Monday, December 8, 2008

Bicameral conference committee

E·N·Q·U·I·R·Y
DEMAREE J.B. RAVAL

Bicameral conference committee
Sunday, 05 22, 2005

A bicameral conference committee in the legislative process is expected to reconcile only conflicting provisions. It can not do away with provisions to which both Houses are in agreement or over which there is no conflict between them. The committee is limited to the adjustment, reconciliation and harmonizing of contrasting versions of both the Senate and the House of Representatives.

Section 3 of House Bill No. 3705 reads: “...the value added tax (VAT) imposed under this paragraph shall be paid and absorbed by the subject generation companies who shall be prohibited from passing on the cost of such tax payments either directly or indirectly to any consumer in whatever form or manner, it being the express intent of this act that the value added tax shall be borne and absorbed exclusively by the power-generating companies.”

Similarly, Section 5 of Senate Bill No. 1950 reads: “Sec. 3. ...the VAT on the sales of electricity by generation companies and services of transmission companies and distribution companies as well as those of franchise grantees of electric utilities shall not apply to residential end-users; provided, that the value added tax herein levied shall be absorbed and paid by the generation, transmission and distribution companies concerned. The companies shall not pass on such tax payments to National Power Corp. (Napocor) or ultimately to the consumers, including but not limited to residential end-users, either as costs or in a any other form whatsoever, directly or indirectly.”

Clearly, there is no difference between the respective versions of the two Houses on the value-added tax bills. Both Houses are agreed on the “no-pass on” provision. But the bicameral conference committee that reconciled the conflicting provisions of the two versions chose to delete the “no-pass on” provision in the reconciled version.

The members of the panel of either House, before they go into conference, are given instructions by the entire House on how to conduct the committee proceedings. What is clear is that they cannot negotiate on provisions where there is no conflict with the other House. Precisely, the report of a bicameral conference committee is preceded by the words: “The Conference Committee on the Disagreeing Provisions of House Bill No. 3705 and Senate Bill No. 1950……”
Committees of conference are appointed for the sole purpose of compromising and adjusting the differing and conflicting opinions of the two Houses, and the committees of conference alone can grant compromises and modify propositions of either House within the limits of the disagreement. Conferees are limited to the consideration of differences between the two Houses. Conferees shall not insert in their report matter not committed to them by either House, nor shall they strike from the bill matter agreed to by both Houses. No matter on which there is nothing in either the Senate or the House passed versions of a bill may be included in the conference report and actions to the contrary would subject the report to a point of order (Riddicks Precedents and Procedures).

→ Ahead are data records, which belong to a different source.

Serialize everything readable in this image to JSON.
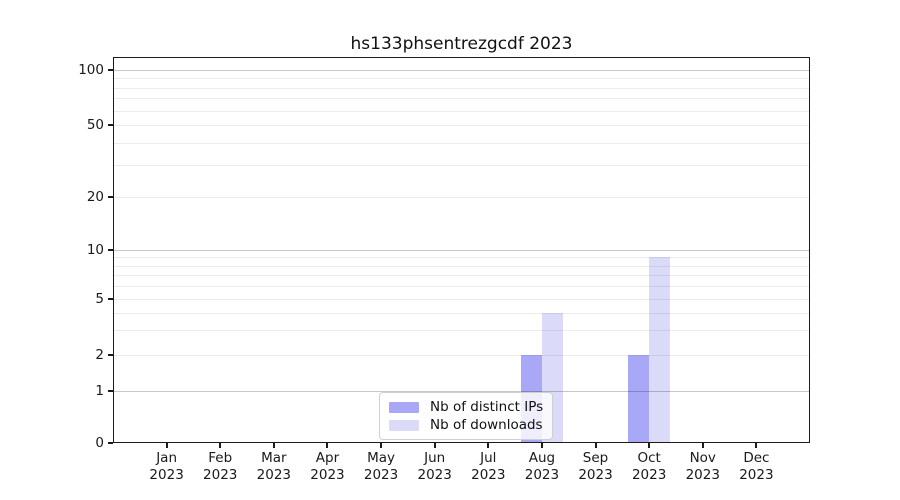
{
  "chart_data": {
    "type": "bar",
    "title": "hs133phsentrezgcdf 2023",
    "categories": [
      "Jan",
      "Feb",
      "Mar",
      "Apr",
      "May",
      "Jun",
      "Jul",
      "Aug",
      "Sep",
      "Oct",
      "Nov",
      "Dec"
    ],
    "category_year": "2023",
    "series": [
      {
        "name": "Nb of distinct IPs",
        "color": "#a8a8f6",
        "values": [
          0,
          0,
          0,
          0,
          0,
          0,
          0,
          2,
          0,
          2,
          0,
          0
        ]
      },
      {
        "name": "Nb of downloads",
        "color": "#dbdbf9",
        "values": [
          0,
          0,
          0,
          0,
          0,
          0,
          0,
          4,
          0,
          9,
          0,
          0
        ]
      }
    ],
    "yscale": "symlog",
    "yticks": [
      0,
      1,
      2,
      5,
      10,
      20,
      50,
      100
    ],
    "ylim": [
      0,
      118
    ],
    "minor_gridlines": [
      2,
      3,
      4,
      5,
      6,
      7,
      8,
      9,
      20,
      30,
      40,
      50,
      60,
      70,
      80,
      90
    ],
    "major_gridlines": [
      1,
      10,
      100
    ],
    "xlabel": "",
    "ylabel": "",
    "grid": "horizontal",
    "legend": {
      "position": "bottom-center-inside",
      "background": "rgba(255,255,255,0.8)"
    }
  },
  "colors": {
    "distinct_ips": "#a8a8f6",
    "downloads": "#dbdbf9",
    "grid_major": "#c7c7c7",
    "grid_minor": "#ededed",
    "axis": "#1b1b1b",
    "background": "#ffffff"
  }
}
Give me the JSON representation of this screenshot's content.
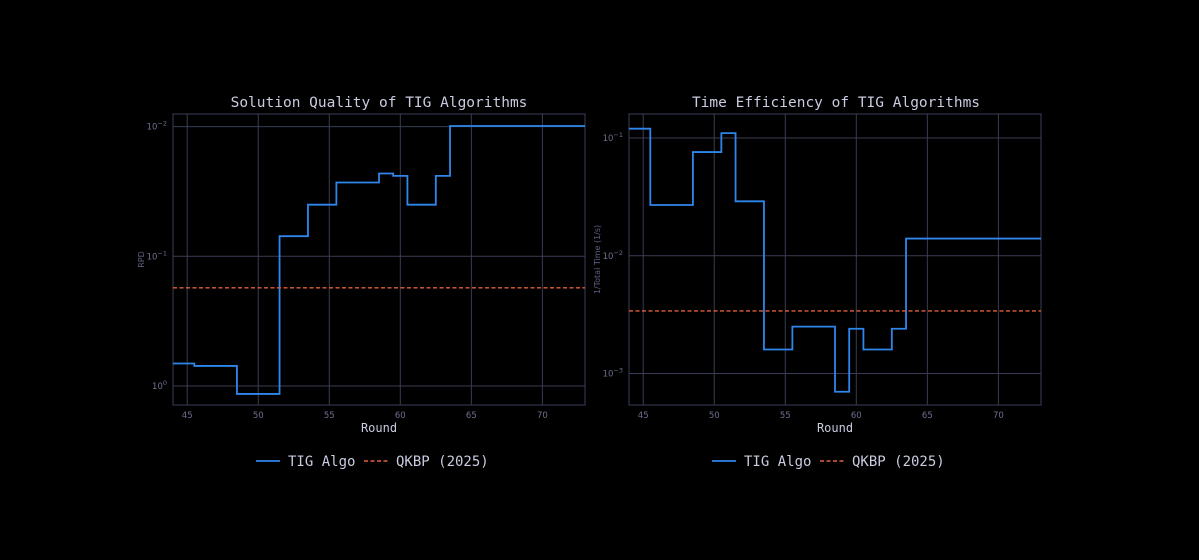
{
  "colors": {
    "background": "#000000",
    "grid": "#3a3c55",
    "text": "#c9cbe0",
    "tick_text": "#6d7090"
  },
  "chart_data": [
    {
      "type": "line",
      "step": true,
      "title": "Solution Quality of TIG Algorithms",
      "xlabel": "Round",
      "ylabel": "RPD",
      "xlim": [
        44,
        73
      ],
      "xticks": [
        45,
        50,
        55,
        60,
        65,
        70
      ],
      "y_scale": "log",
      "y_inverted": true,
      "ylim": [
        1.4,
        0.008
      ],
      "yticks": [
        {
          "value": 0.01,
          "label": "10",
          "exp": "−2"
        },
        {
          "value": 0.1,
          "label": "10",
          "exp": "−1"
        },
        {
          "value": 1,
          "label": "10",
          "exp": "0"
        }
      ],
      "grid": true,
      "legend_position": "bottom",
      "series": [
        {
          "name": "TIG Algo",
          "color": "#2f86ec",
          "style": "solid",
          "x": [
            44,
            45.5,
            48.5,
            51.5,
            53.5,
            55.5,
            58.5,
            59.5,
            60.5,
            62.5,
            63.5,
            73
          ],
          "y": [
            0.67,
            0.7,
            1.15,
            0.07,
            0.04,
            0.027,
            0.023,
            0.024,
            0.04,
            0.024,
            0.0099,
            0.0099
          ]
        },
        {
          "name": "QKBP (2025)",
          "color": "#e0603a",
          "style": "dashed",
          "x": [
            44,
            73
          ],
          "y": [
            0.175,
            0.175
          ]
        }
      ]
    },
    {
      "type": "line",
      "step": true,
      "title": "Time Efficiency of TIG Algorithms",
      "xlabel": "Round",
      "ylabel": "1/Total Time (1/s)",
      "xlim": [
        44,
        73
      ],
      "xticks": [
        45,
        50,
        55,
        60,
        65,
        70
      ],
      "y_scale": "log",
      "ylim": [
        0.00054,
        0.16
      ],
      "yticks": [
        {
          "value": 0.1,
          "label": "10",
          "exp": "−1"
        },
        {
          "value": 0.01,
          "label": "10",
          "exp": "−2"
        },
        {
          "value": 0.001,
          "label": "10",
          "exp": "−3"
        }
      ],
      "grid": true,
      "legend_position": "bottom",
      "series": [
        {
          "name": "TIG Algo",
          "color": "#2f86ec",
          "style": "solid",
          "x": [
            44,
            45.5,
            48.5,
            50.5,
            51.5,
            53.5,
            55.5,
            58.5,
            59.5,
            60.5,
            62.5,
            63.5,
            73
          ],
          "y": [
            0.12,
            0.027,
            0.076,
            0.11,
            0.029,
            0.0016,
            0.0025,
            0.0007,
            0.0024,
            0.0016,
            0.0024,
            0.014,
            0.014
          ]
        },
        {
          "name": "QKBP (2025)",
          "color": "#e0603a",
          "style": "dashed",
          "x": [
            44,
            73
          ],
          "y": [
            0.0034,
            0.0034
          ]
        }
      ]
    }
  ]
}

The matter of deletion of the no-pass on provision, which was not referred for conference, should have been the proper subject of a point of order when the report of the committee was submitted for ratification by the two Houses. And this would have resulted to a recommitment of the bill to another conference in order that a new version, this time incorporating the deleted provision over which there was no disagreement in the first place, could be reported out and, thereafter, ratified.

The deletion of the no pass-on provision on electric utilities is what many are worried about. The VAT will now be borne by the residential end users. Senator Nene Pimentel exerted all efforts in introducing this provision, but all his efforts came to naught in the committee. This matter could be properly raised in the petition that some members of Congress will be filing with the Supreme Court, to challenge the constitutionality of the revised expanded VAT law.

Whatever prompted the members of the committee to remove the provision is anybody’s guess. Many saw the no-pass on provision as the only saving grace of the controversial VAT bills. Juan de la Cruz was smiling at least for the duration of the committee deliberations, confident that the burden of the VAT will not be passed on to him. But Juan de la Cruz did not have the wherewithal to lobby for retention of the provision; Aye P. Pees did, for deletion. Now, Juan de la Cruz weeps - like Senator Loi Ejercito Estrada, who delivered an impassioned negative vote against the approval of the final version of the VAT bills, as the VAT will surely hit the masses.

Sen. Joker Arroyo could not have put it more clearly in his qualified dissent to the bicameral conference committee report: “…although the independent power producers (IPPs) would be VATed, it would be NAPOCOR, owned by the taxpayers, which would actually pay for the VAT imposed on the IPPs. Since Napocor is almost bankrupt…, it would sustain further losses because of the VAT of the IPPs that it will shoulder. The “no-pass on” provision was precisely crafted so that the IPPs would pay the 12-percent VAT and no one else. The buck stops with the IPPs. But with its deletion, the IPPs in effect would not pay any VAT at all, They are actually VAT-free. But the bicam report would make them look as if they are sharing in the tax burden, paying a 12-percent VAT when in fact they will not. Since the people own Napocor, they would be paying the VAT of the IPPs. There lies the fiction and absurdity.”